Resulta divertido el desconcierto de Colombo ante la pasividad del mundo frente al programa nuclear de Irán. Este país quiere dotarse de la bomba atómica, y cuando la tenga pasará a «borrar Israel del mapa». Punto. Que en realidad Irán no esté haciendo hada a lo que no tenga un derecho inalienable, en virtud del Tratado de No Proliferación (que ha suscrito), que permite e insta al uso de la energía con fines civiles, y que Irán tenga necesidad de energías alternativas porque el mar de petroleo sobre el que lada no elimina de por sí el elevado coste de refinado, que obliga a Irán a importar gasolina del exteriore, se ignora con tal arrogante suficiencia que llega a molestar hasta a quien no desea excluir la posibilidad de que el verdadero objetivo de Teherán sea la adquisición de la bomba atómica. Hay un punto en el libro en el que el autor expresa su angustia ante la negligencia del mundo hacia la potencia cohetera norcoreana (ampliamente bajo control) y el arsenal nuclear iraní (inexistente). Pero el lector que comenzase la lectura de El fin de Israel ignorando los términos elementales del problema nuclear, llegaría a la última página sin haberse enterado de que la única potencia nuclear de Oriente Próximo es Israel, que el arsenal norcoreano palidece cuando se compara con otros, que Israel se niega a suscribir el Tratado de No Proligferación nuclear, y que en la diplomacia occidental el poderío atómico de Israel es un tabú del que ni siquiera se puede dar el menor indicio. Otra clamorosa omisión que restituye bien el sentido de la integridad moral de la apologética proisraelí de Colombo es que en todo el libro no se lee ni una sola vez la palabra «asentamiento», y el autor parece ignorar totalmente que en el momento en que ponía fin a su libro, hace uno o dos meses (y ahora mismo, para quien esté leyendo esta recensión), la actividad de expansión colonial israelí en Cisjordania avanza a todo vapor. Todo sea por contribuir a la causa de la paz.

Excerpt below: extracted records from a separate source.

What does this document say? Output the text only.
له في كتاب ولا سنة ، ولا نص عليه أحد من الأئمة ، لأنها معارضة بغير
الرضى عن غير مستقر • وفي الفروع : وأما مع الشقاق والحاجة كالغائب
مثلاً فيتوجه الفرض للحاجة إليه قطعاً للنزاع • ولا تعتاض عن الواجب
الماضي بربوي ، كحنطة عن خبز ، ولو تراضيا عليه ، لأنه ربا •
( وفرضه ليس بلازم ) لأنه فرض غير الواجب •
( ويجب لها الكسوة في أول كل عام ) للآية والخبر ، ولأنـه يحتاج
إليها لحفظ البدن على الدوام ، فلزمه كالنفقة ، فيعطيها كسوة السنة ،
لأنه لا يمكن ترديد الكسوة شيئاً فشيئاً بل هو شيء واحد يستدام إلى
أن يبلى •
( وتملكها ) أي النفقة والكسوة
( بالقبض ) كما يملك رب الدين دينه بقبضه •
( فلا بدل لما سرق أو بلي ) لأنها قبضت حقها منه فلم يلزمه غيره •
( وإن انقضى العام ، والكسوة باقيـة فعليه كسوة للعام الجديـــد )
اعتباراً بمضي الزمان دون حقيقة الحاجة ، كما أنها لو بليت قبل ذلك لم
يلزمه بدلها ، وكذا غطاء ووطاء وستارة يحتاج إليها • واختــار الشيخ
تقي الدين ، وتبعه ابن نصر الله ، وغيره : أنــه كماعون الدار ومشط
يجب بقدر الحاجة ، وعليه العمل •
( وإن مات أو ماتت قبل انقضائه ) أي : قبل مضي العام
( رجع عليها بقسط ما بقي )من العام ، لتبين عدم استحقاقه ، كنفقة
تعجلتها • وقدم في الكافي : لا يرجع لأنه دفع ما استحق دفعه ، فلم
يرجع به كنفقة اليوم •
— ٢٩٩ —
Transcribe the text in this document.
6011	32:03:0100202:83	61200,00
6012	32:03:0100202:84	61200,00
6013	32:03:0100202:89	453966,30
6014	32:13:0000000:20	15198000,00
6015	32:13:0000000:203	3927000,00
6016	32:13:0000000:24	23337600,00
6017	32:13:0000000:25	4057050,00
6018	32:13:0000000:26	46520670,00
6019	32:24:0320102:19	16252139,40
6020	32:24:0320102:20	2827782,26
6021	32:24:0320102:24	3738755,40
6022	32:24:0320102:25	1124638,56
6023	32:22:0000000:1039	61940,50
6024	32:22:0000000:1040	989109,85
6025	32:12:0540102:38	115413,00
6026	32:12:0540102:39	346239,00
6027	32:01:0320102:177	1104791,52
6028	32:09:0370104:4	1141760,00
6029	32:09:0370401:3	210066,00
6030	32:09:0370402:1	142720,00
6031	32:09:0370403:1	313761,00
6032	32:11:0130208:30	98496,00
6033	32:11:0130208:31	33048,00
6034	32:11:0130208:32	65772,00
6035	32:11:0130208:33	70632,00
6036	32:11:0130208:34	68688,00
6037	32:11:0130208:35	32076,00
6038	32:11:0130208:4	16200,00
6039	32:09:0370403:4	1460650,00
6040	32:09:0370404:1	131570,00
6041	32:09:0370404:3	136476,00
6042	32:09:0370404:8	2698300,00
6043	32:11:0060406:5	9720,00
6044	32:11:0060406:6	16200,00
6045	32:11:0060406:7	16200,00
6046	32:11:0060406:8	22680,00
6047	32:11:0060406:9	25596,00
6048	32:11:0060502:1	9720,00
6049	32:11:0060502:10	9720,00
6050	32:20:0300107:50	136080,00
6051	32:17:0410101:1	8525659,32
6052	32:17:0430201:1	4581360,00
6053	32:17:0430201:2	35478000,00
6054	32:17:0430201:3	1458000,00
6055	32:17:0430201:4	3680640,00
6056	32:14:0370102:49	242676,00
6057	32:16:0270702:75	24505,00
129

En todo el libro, se habla de Hamás y Hezbolá como si fuesen Spectra o Fantomas, es decir organizaciones dedicadas al mal por su carácter intrínsecamente maligno, y conjuradas contra todas las personas de bien del mundo. Si alguien describiese polémicamente a Israel con el sentido del matiz de Furio Colombo cuando habla de Hamás y Hezbolá se diría que está sus ejemplos de los Protocolos de los Sabios de Sión, pero se sabe que si la Okrana zarista hubiese apuntado hacia los árabes sería mucho más simpática. A decir verdad, hay un pequeño «análisis» dedicado a Hezbolá, en el que se destacan la abundancia de sus fuentes de financiación y el caracter sofisticado de su armamento. Esto, según su lógica, debería ser suficiente para desmentir su naturaleza de organización partisana. A Furio Colombo «formado en el recuerdo de la Resistencia», los partisanos que le gustan son los que llevan los pantalones remendados, son financiados con colectas hechas en el bar de la esquina, y van armados con la escopeta del abuelo.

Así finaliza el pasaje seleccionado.